You know, every blog post doesn’t have to be profound.
What if you went to the gym and did the bare minimum?
You don’t need to keep pushing.
Thank God for good friends, coaches and therapy. These messages affirmed what my body was communicating to me all along — I need to slow down.
A month ago, I felt like I was on top of the world. If you read my first blog post, you know that I was drinking water, minding my business (mostly), working out, writing, and following through on all of the commitments I made to myself at the beginning of the year.
It was going great until it wasn’t. After two weeks of going hard in my workouts, daily morning and night routines, writing, house cleaning and organizing, and every other task I was aiming to master, my body became unwell. Initially, I was so frustrated that my body could no longer sustain my toxic productivity. “Asthma is the worst. I used to be able to do all the things,” I kept telling myself.
When I think about it, doing all the things all the time — or at least trying — has led me to where I am now. Tired. Tired of being tired. Tired of falling victim to the repeated cycle of trying to do everything well, succeeding initially, burning out, then nursing myself to health only to become unwell after starting the cycle all over again.
One thing about me, I’m going to try again (shout out to Aaliyah). Except this time I’m trying something different. I’m in my “Bare Minimum Baddie” era, y’all! Granted, I’m only two weeks in, but it’s not bad over here. As a Bare Minimum Baddie, I:
- Prioritize what I want/need to do well instead of trying to be good at everything. This means that sometimes (emphasis on some) there’s laundry that needs to be folded, dishes left in the dishwasher longer than I’d like, and emails/texts left on read.

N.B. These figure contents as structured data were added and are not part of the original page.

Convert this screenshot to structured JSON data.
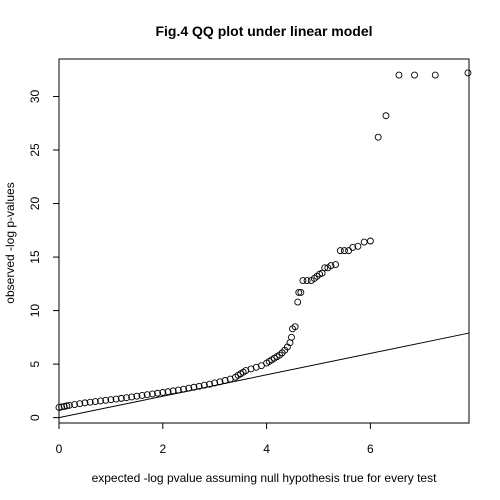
{
  "chart_data": {
    "type": "scatter",
    "title": "Fig.4 QQ plot under linear model",
    "xlabel": "expected -log pvalue assuming null hypothesis true for every test",
    "ylabel": "observed -log p-values",
    "xlim": [
      0,
      7.9
    ],
    "ylim": [
      -0.5,
      33.5
    ],
    "xticks": [
      0,
      2,
      4,
      6
    ],
    "yticks": [
      0,
      5,
      10,
      15,
      20,
      25,
      30
    ],
    "grid": false,
    "legend": "none",
    "reference_line": {
      "slope": 1,
      "intercept": 0
    },
    "points": [
      [
        0.0,
        0.95
      ],
      [
        0.05,
        1.0
      ],
      [
        0.1,
        1.05
      ],
      [
        0.15,
        1.1
      ],
      [
        0.2,
        1.15
      ],
      [
        0.3,
        1.22
      ],
      [
        0.4,
        1.3
      ],
      [
        0.5,
        1.38
      ],
      [
        0.6,
        1.44
      ],
      [
        0.7,
        1.5
      ],
      [
        0.8,
        1.56
      ],
      [
        0.9,
        1.62
      ],
      [
        1.0,
        1.68
      ],
      [
        1.1,
        1.74
      ],
      [
        1.2,
        1.8
      ],
      [
        1.3,
        1.86
      ],
      [
        1.4,
        1.93
      ],
      [
        1.5,
        2.0
      ],
      [
        1.6,
        2.07
      ],
      [
        1.7,
        2.14
      ],
      [
        1.8,
        2.21
      ],
      [
        1.9,
        2.28
      ],
      [
        2.0,
        2.35
      ],
      [
        2.1,
        2.42
      ],
      [
        2.2,
        2.5
      ],
      [
        2.3,
        2.58
      ],
      [
        2.4,
        2.66
      ],
      [
        2.5,
        2.75
      ],
      [
        2.6,
        2.84
      ],
      [
        2.7,
        2.93
      ],
      [
        2.8,
        3.03
      ],
      [
        2.9,
        3.13
      ],
      [
        3.0,
        3.24
      ],
      [
        3.1,
        3.35
      ],
      [
        3.2,
        3.47
      ],
      [
        3.3,
        3.6
      ],
      [
        3.4,
        3.78
      ],
      [
        3.45,
        3.95
      ],
      [
        3.5,
        4.1
      ],
      [
        3.55,
        4.25
      ],
      [
        3.6,
        4.4
      ],
      [
        3.7,
        4.55
      ],
      [
        3.8,
        4.7
      ],
      [
        3.9,
        4.85
      ],
      [
        4.0,
        5.1
      ],
      [
        4.05,
        5.25
      ],
      [
        4.1,
        5.4
      ],
      [
        4.15,
        5.55
      ],
      [
        4.2,
        5.7
      ],
      [
        4.25,
        5.85
      ],
      [
        4.3,
        6.05
      ],
      [
        4.35,
        6.3
      ],
      [
        4.4,
        6.6
      ],
      [
        4.45,
        7.0
      ],
      [
        4.48,
        7.5
      ],
      [
        4.5,
        8.3
      ],
      [
        4.55,
        8.5
      ],
      [
        4.6,
        10.8
      ],
      [
        4.62,
        11.7
      ],
      [
        4.66,
        11.7
      ],
      [
        4.7,
        12.8
      ],
      [
        4.78,
        12.8
      ],
      [
        4.86,
        12.8
      ],
      [
        4.92,
        13.0
      ],
      [
        4.97,
        13.2
      ],
      [
        5.02,
        13.4
      ],
      [
        5.07,
        13.5
      ],
      [
        5.12,
        14.0
      ],
      [
        5.18,
        14.0
      ],
      [
        5.24,
        14.2
      ],
      [
        5.33,
        14.3
      ],
      [
        5.42,
        15.6
      ],
      [
        5.5,
        15.6
      ],
      [
        5.58,
        15.6
      ],
      [
        5.66,
        15.9
      ],
      [
        5.76,
        16.0
      ],
      [
        5.88,
        16.4
      ],
      [
        6.0,
        16.5
      ],
      [
        6.15,
        26.2
      ],
      [
        6.3,
        28.2
      ],
      [
        6.55,
        32.0
      ],
      [
        6.85,
        32.0
      ],
      [
        7.25,
        32.0
      ],
      [
        7.88,
        32.2
      ]
    ]
  }
}
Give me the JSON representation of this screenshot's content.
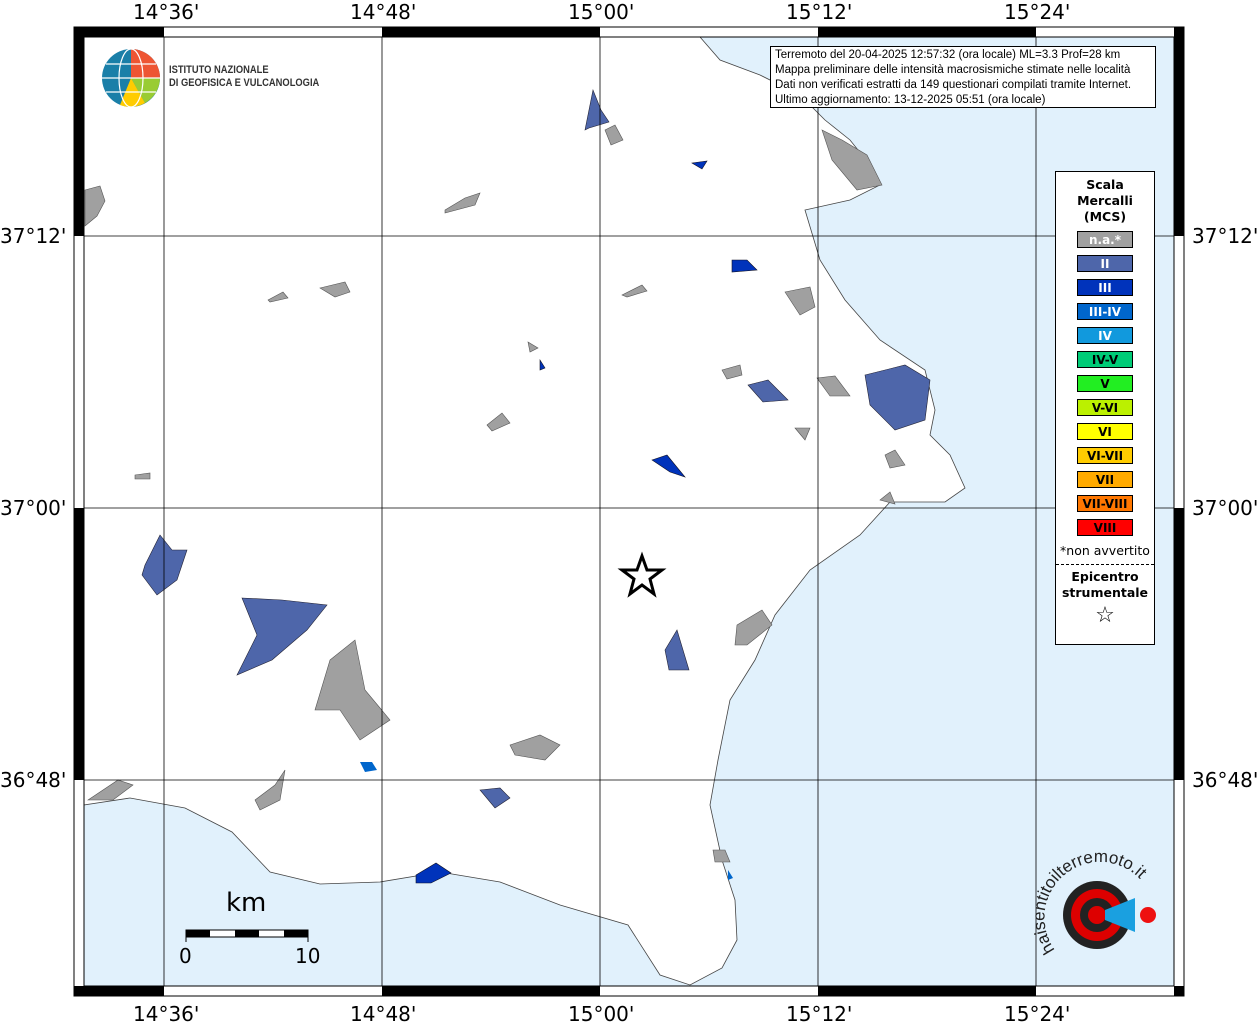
{
  "map": {
    "colors": {
      "sea": "#e1f1fc",
      "land": "#ffffff",
      "grid": "#000000",
      "town_na": "#a0a0a0",
      "town_II": "#4e66aa"
    },
    "top_ticks": [
      "14°36'",
      "14°48'",
      "15°00'",
      "15°12'",
      "15°24'"
    ],
    "bottom_ticks": [
      "14°36'",
      "14°48'",
      "15°00'",
      "15°12'",
      "15°24'"
    ],
    "left_ticks": [
      "37°12'",
      "37°00'",
      "36°48'"
    ],
    "right_ticks": [
      "37°12'",
      "37°00'",
      "36°48'"
    ]
  },
  "info": {
    "lines": [
      "Terremoto del 20-04-2025 12:57:32 (ora locale) ML=3.3 Prof=28 km",
      "Mappa preliminare delle intensità macrosismiche stimate nelle località",
      "Dati non verificati estratti da 149 questionari compilati tramite Internet.",
      "Ultimo aggiornamento: 13-12-2025 05:51 (ora locale)"
    ]
  },
  "legend": {
    "title": "Scala\nMercalli\n(MCS)",
    "items": [
      {
        "label": "n.a.*",
        "color": "#a0a0a0",
        "text_color": "#ffffff"
      },
      {
        "label": "II",
        "color": "#4e66aa",
        "text_color": "#ffffff"
      },
      {
        "label": "III",
        "color": "#0033bb",
        "text_color": "#ffffff"
      },
      {
        "label": "III-IV",
        "color": "#0066cc",
        "text_color": "#ffffff"
      },
      {
        "label": "IV",
        "color": "#1199dd",
        "text_color": "#ffffff"
      },
      {
        "label": "IV-V",
        "color": "#00cc77",
        "text_color": "#000000"
      },
      {
        "label": "V",
        "color": "#22ee22",
        "text_color": "#000000"
      },
      {
        "label": "V-VI",
        "color": "#bbf000",
        "text_color": "#000000"
      },
      {
        "label": "VI",
        "color": "#ffff00",
        "text_color": "#000000"
      },
      {
        "label": "VI-VII",
        "color": "#ffcc00",
        "text_color": "#000000"
      },
      {
        "label": "VII",
        "color": "#ffaa00",
        "text_color": "#000000"
      },
      {
        "label": "VII-VIII",
        "color": "#ff7700",
        "text_color": "#000000"
      },
      {
        "label": "VIII",
        "color": "#ff0000",
        "text_color": "#000000"
      }
    ],
    "note": "*non avvertito",
    "epicenter_label": "Epicentro\nstrumentale",
    "epicenter_icon": "star-outline-icon"
  },
  "scale_bar": {
    "unit": "km",
    "min": "0",
    "max": "10"
  },
  "logos": {
    "ingv": "ISTITUTO NAZIONALE\nDI GEOFISICA E VULCANOLOGIA",
    "haisentito": "www.haisentitoilterremoto.it"
  }
}
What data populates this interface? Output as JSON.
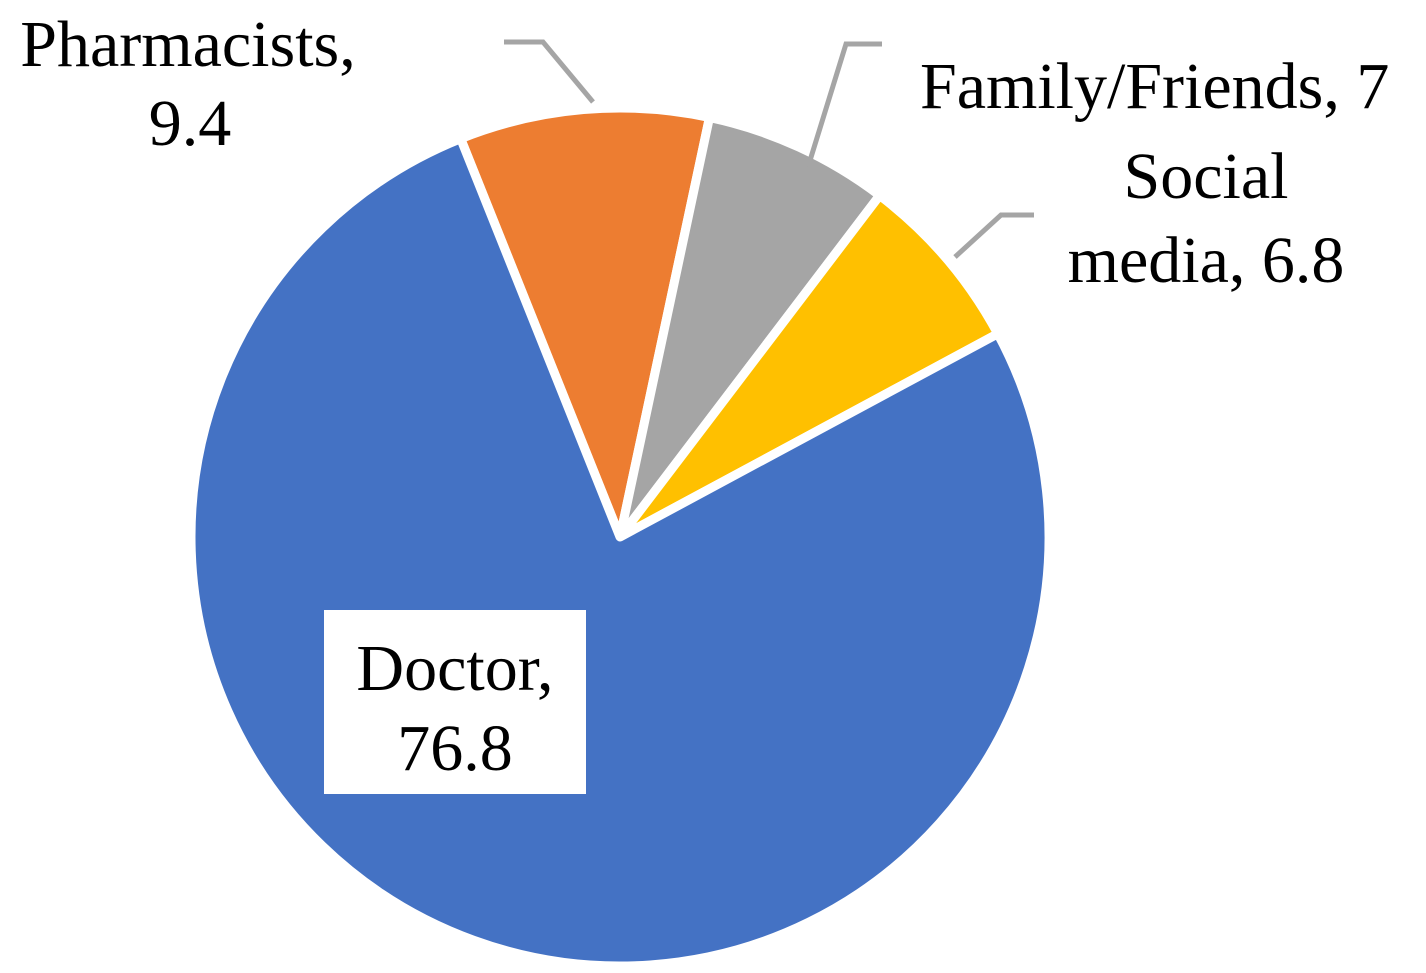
{
  "chart_data": {
    "type": "pie",
    "title": "",
    "slices": [
      {
        "label": "Pharmacists",
        "value": 9.4,
        "value_text": "9.4",
        "color": "#ED7D31"
      },
      {
        "label": "Family/Friends",
        "value": 7,
        "value_text": "7",
        "color": "#A5A5A5"
      },
      {
        "label": "Social media",
        "value": 6.8,
        "value_text": "6.8",
        "color": "#FFC000"
      },
      {
        "label": "Doctor",
        "value": 76.8,
        "value_text": "76.8",
        "color": "#4472C4"
      }
    ],
    "labels_text": {
      "pharmacists_line1": "Pharmacists,",
      "pharmacists_line2": "9.4",
      "family": "Family/Friends, 7",
      "social_line1": "Social",
      "social_line2": "media, 6.8",
      "doctor_line1": "Doctor,",
      "doctor_line2": "76.8"
    },
    "legend": "none",
    "start_angle_deg": -21.8,
    "direction": "clockwise",
    "leader_color": "#A5A5A5"
  }
}
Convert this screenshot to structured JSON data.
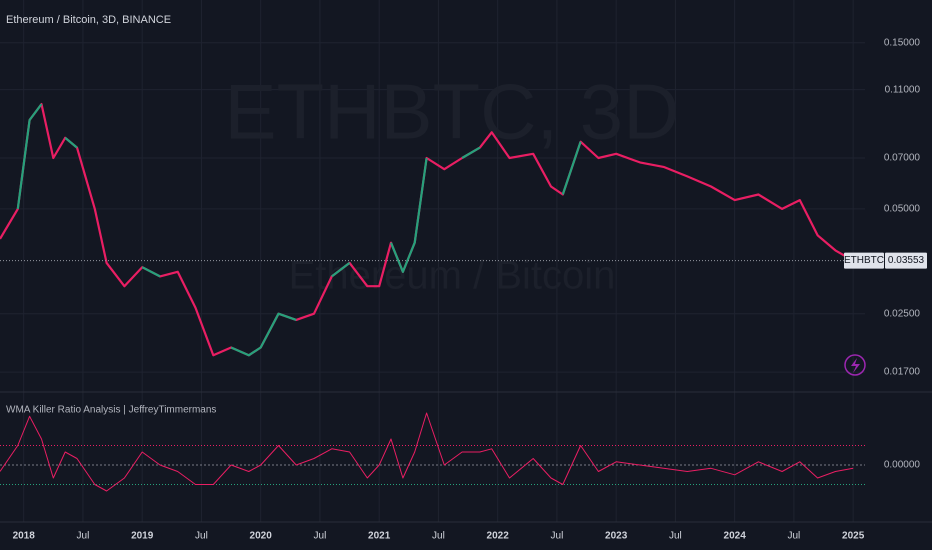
{
  "chart_data": [
    {
      "type": "line",
      "title": "Ethereum / Bitcoin, 3D, BINANCE",
      "watermark": "ETHBTC, 3D",
      "watermark_subtitle": "Ethereum / Bitcoin",
      "symbol": "ETHBTC",
      "last_price": 0.03553,
      "log_scale": true,
      "grid": true,
      "xlim": [
        2017.8,
        2025.1
      ],
      "ylim": [
        0.0151,
        0.199
      ],
      "yticks": [
        {
          "value": 0.15,
          "label": "0.15000"
        },
        {
          "value": 0.11,
          "label": "0.11000"
        },
        {
          "value": 0.07,
          "label": "0.07000"
        },
        {
          "value": 0.05,
          "label": "0.05000"
        },
        {
          "value": 0.025,
          "label": "0.02500"
        },
        {
          "value": 0.017,
          "label": "0.01700"
        }
      ],
      "xticks": [
        {
          "value": 2018,
          "label": "2018"
        },
        {
          "value": 2018.5,
          "label": "Jul"
        },
        {
          "value": 2019,
          "label": "2019"
        },
        {
          "value": 2019.5,
          "label": "Jul"
        },
        {
          "value": 2020,
          "label": "2020"
        },
        {
          "value": 2020.5,
          "label": "Jul"
        },
        {
          "value": 2021,
          "label": "2021"
        },
        {
          "value": 2021.5,
          "label": "Jul"
        },
        {
          "value": 2022,
          "label": "2022"
        },
        {
          "value": 2022.5,
          "label": "Jul"
        },
        {
          "value": 2023,
          "label": "2023"
        },
        {
          "value": 2023.5,
          "label": "Jul"
        },
        {
          "value": 2024,
          "label": "2024"
        },
        {
          "value": 2024.5,
          "label": "Jul"
        },
        {
          "value": 2025,
          "label": "2025"
        }
      ],
      "x": [
        2017.8,
        2017.95,
        2018.05,
        2018.15,
        2018.25,
        2018.35,
        2018.45,
        2018.6,
        2018.7,
        2018.85,
        2019.0,
        2019.15,
        2019.3,
        2019.45,
        2019.6,
        2019.75,
        2019.9,
        2020.0,
        2020.15,
        2020.3,
        2020.45,
        2020.6,
        2020.75,
        2020.9,
        2021.0,
        2021.1,
        2021.2,
        2021.3,
        2021.4,
        2021.55,
        2021.7,
        2021.85,
        2021.95,
        2022.1,
        2022.3,
        2022.45,
        2022.55,
        2022.7,
        2022.85,
        2023.0,
        2023.2,
        2023.4,
        2023.6,
        2023.8,
        2024.0,
        2024.2,
        2024.4,
        2024.55,
        2024.7,
        2024.85,
        2025.0
      ],
      "series": [
        {
          "name": "ETHBTC",
          "color": "#e91e63",
          "values": [
            0.041,
            0.05,
            0.09,
            0.1,
            0.07,
            0.08,
            0.075,
            0.05,
            0.035,
            0.03,
            0.034,
            0.032,
            0.033,
            0.026,
            0.019,
            0.02,
            0.019,
            0.02,
            0.025,
            0.024,
            0.025,
            0.032,
            0.035,
            0.03,
            0.03,
            0.04,
            0.033,
            0.04,
            0.07,
            0.065,
            0.07,
            0.075,
            0.083,
            0.07,
            0.072,
            0.058,
            0.055,
            0.078,
            0.07,
            0.072,
            0.068,
            0.066,
            0.062,
            0.058,
            0.053,
            0.055,
            0.05,
            0.053,
            0.042,
            0.038,
            0.0355
          ]
        },
        {
          "color": "#26a17b",
          "values": [
            null,
            0.05,
            0.09,
            0.1,
            null,
            0.08,
            0.075,
            null,
            null,
            null,
            0.034,
            0.032,
            null,
            null,
            null,
            0.02,
            0.019,
            0.02,
            0.025,
            0.024,
            null,
            0.032,
            0.035,
            null,
            null,
            0.04,
            0.033,
            0.04,
            0.07,
            null,
            0.07,
            0.075,
            null,
            null,
            null,
            null,
            0.055,
            0.078,
            null,
            null,
            null,
            null,
            null,
            null,
            null,
            0.055,
            null,
            null,
            null,
            null,
            null
          ]
        }
      ]
    },
    {
      "type": "line",
      "title": "WMA Killer Ratio Analysis | JeffreyTimmermans",
      "ylim": [
        -0.1,
        0.1
      ],
      "yticks": [
        {
          "value": 0,
          "label": "0.00000"
        }
      ],
      "levels": [
        0.03,
        -0.03
      ],
      "xlim": [
        2017.8,
        2025.1
      ],
      "x": [
        2017.8,
        2017.95,
        2018.05,
        2018.15,
        2018.25,
        2018.35,
        2018.45,
        2018.6,
        2018.7,
        2018.85,
        2019.0,
        2019.15,
        2019.3,
        2019.45,
        2019.6,
        2019.75,
        2019.9,
        2020.0,
        2020.15,
        2020.3,
        2020.45,
        2020.6,
        2020.75,
        2020.9,
        2021.0,
        2021.1,
        2021.2,
        2021.3,
        2021.4,
        2021.55,
        2021.7,
        2021.85,
        2021.95,
        2022.1,
        2022.3,
        2022.45,
        2022.55,
        2022.7,
        2022.85,
        2023.0,
        2023.2,
        2023.4,
        2023.6,
        2023.8,
        2024.0,
        2024.2,
        2024.4,
        2024.55,
        2024.7,
        2024.85,
        2025.0
      ],
      "series": [
        {
          "name": "Ratio",
          "color": "#e91e63",
          "values": [
            -0.01,
            0.03,
            0.075,
            0.04,
            -0.02,
            0.02,
            0.01,
            -0.03,
            -0.04,
            -0.02,
            0.02,
            0.0,
            -0.01,
            -0.03,
            -0.03,
            0.0,
            -0.01,
            0.0,
            0.03,
            0.0,
            0.01,
            0.025,
            0.02,
            -0.02,
            0.0,
            0.04,
            -0.02,
            0.02,
            0.08,
            0.0,
            0.02,
            0.02,
            0.025,
            -0.02,
            0.01,
            -0.02,
            -0.03,
            0.03,
            -0.01,
            0.005,
            0.0,
            -0.005,
            -0.01,
            -0.005,
            -0.015,
            0.005,
            -0.01,
            0.005,
            -0.02,
            -0.01,
            -0.005
          ]
        }
      ]
    }
  ]
}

- Practice showing up, trusting that growth comes with consistency and doesn’t always require me to struggle and push myself. I have been back at OrangeTheory Fitness chilling with my crew of Power Walkers, picking up the lightest weights possible to enable my body to recover and to incentivize me to keep going back to the gym.
- Allow myself to create rough drafts of everything from my writing to my ideas to my bedroom layout, understanding that manifesting my vision lies in (re)vision (shoutout to my coach, Dr. Lacy). Instead of planning everything I’m going to do and how I’m going to do it, I simply do it. Turns out I get more done, which encourages me to continue in moments when I used to get stuck and tap out.
The title is cute, but it feels like being a “Bare Minimum Baddie” contradicts everything I was taught as an Ordinary African Student. I’m in the process of reconciling this. What does it mean to be an ambitious “Bare Minimum Baddie?” Like I said, I’m only two weeks into my journey, so Iike many things in my life right now, I am figuring it out as I go. I will report back with updates!
As always, take good care of yourselves.